Research Project: Biological, Genetic and Genomic Based Disease Management for Vegetable Crops

Location: Vegetable Research

Title: Tomato chlorotic spot virus, an emerging tospovirus threatening vegetable production in the United States

Author
item Zhang, Shouan - University Of Florida
item Ling, Kai-shu
item Seal, Dashina - University Of Florida
item Poudel, Bindu - University Of Florida
item Mcgrath, Margaret - Cornell University - New York
item Wang, Qingren - University Of Florida
item Mcavoy, Gene - University Of Florida

Submitted to: Phytopathology
Publication Type: Abstract Only
Publication Acceptance Date: 5/31/2018
Publication Date: 10/1/2018
Citation: Zhang, S., Ling, K., Seal, D., Poudel, B., McGrath, M., Wang, Q., McAvoy, G. 2018. Tomato chlorotic spot virus, an emerging tospovirus threatening vegetable production in the United States. Phytopathology. 108(10S):S1.190. https://doi.org/10.1094/phyto-108-10-s1.1.
DOI: https://doi.org/10.1094/phyto-108-10-s1.1

Interpretive Summary:

Technical Abstract: Tomato chlorotic spot virus (TCSV) is a tospovirus first detected in tomato and bell pepper in south Florida in 2012. Subsequently, TCSV was confirmed in tomato in Ohio and New York. Since 2014, TCSV has caused significant losses to tomato and bell pepper growers in south Florida. Under field condition, TCSV is efficiently transmitted by thrips, especially western flower thrips (Frankliniella occidentalis), which is abundant in many parts of the U.S. Initial symptoms of TCSV in tomato begin to appear approximately three weeks after transplanting, primarily on top leaves, as blemishes and tiny necrotic lesions. Within one week, the symptoms quickly expand to cause wilting, bronzing, necrosis, deformation of leaves, and terminal stem and leaf death. In bell pepper TCSV causes chlorosis on top leaves, and necrosis over time. TCSV results in severe stunting and eventually death of the plant if plants are infected at an early stage. Infected tomato plants produce few if any fruit with necrotic rings rendering them unmarketable. Field survey of tomato fields conducted in Miami-Dade County, Florida in 2016 to 2017 indicated that TCSV has become the dominant tospovirus in south Florida. In 2017, TCSV was also detected in snap bean in a research greenhouse and in purslane, a common weed, in Homestead, Florida.
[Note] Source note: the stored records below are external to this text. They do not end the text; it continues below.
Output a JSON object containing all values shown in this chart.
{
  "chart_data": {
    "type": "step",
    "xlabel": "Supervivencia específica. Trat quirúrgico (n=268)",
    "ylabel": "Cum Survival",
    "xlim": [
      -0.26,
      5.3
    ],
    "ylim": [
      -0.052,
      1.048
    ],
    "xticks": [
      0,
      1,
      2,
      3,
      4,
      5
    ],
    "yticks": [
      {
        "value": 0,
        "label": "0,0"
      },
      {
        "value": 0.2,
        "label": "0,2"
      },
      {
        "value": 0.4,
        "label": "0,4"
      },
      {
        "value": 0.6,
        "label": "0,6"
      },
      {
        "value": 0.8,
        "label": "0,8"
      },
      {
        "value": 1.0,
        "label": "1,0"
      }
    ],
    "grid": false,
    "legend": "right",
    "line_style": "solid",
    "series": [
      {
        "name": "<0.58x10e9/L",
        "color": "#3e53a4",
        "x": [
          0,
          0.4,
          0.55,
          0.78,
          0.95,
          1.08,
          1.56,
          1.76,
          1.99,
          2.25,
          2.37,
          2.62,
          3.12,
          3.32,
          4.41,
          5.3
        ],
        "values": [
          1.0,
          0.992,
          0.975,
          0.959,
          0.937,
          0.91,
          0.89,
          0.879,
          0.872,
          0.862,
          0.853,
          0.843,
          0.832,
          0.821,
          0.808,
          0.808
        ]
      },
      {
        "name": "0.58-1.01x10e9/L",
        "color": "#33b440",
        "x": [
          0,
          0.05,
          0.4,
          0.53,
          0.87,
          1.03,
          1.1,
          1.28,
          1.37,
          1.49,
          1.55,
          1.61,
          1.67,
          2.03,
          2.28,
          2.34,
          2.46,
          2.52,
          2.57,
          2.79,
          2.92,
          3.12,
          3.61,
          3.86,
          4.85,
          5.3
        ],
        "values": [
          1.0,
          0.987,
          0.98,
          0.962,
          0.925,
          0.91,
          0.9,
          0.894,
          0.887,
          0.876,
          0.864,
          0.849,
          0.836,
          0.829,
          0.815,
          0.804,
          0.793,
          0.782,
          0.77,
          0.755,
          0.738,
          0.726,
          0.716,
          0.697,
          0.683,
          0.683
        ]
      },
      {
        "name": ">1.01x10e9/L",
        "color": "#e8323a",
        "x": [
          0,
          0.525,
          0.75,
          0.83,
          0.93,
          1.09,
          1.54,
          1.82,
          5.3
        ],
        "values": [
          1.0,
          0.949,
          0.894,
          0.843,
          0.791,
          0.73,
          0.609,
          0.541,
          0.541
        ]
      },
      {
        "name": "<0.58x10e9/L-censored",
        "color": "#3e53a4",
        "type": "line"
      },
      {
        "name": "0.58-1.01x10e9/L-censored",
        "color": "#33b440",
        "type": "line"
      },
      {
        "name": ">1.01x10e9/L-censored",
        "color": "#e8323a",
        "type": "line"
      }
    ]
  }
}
A method of reverse transcription loop-mediated isothermal amplification (RT-LAMP) was developed for rapid and accurate detection of TCSV from tomato plants. Results of field trials indicate that tomato cultivars carrying sw-5 gene are resistant or tolerant to TCSV. Applying insecticides are not highly effective in reducing TCSV incidence, but can minimize secondary of TCSV by its thrips vectors.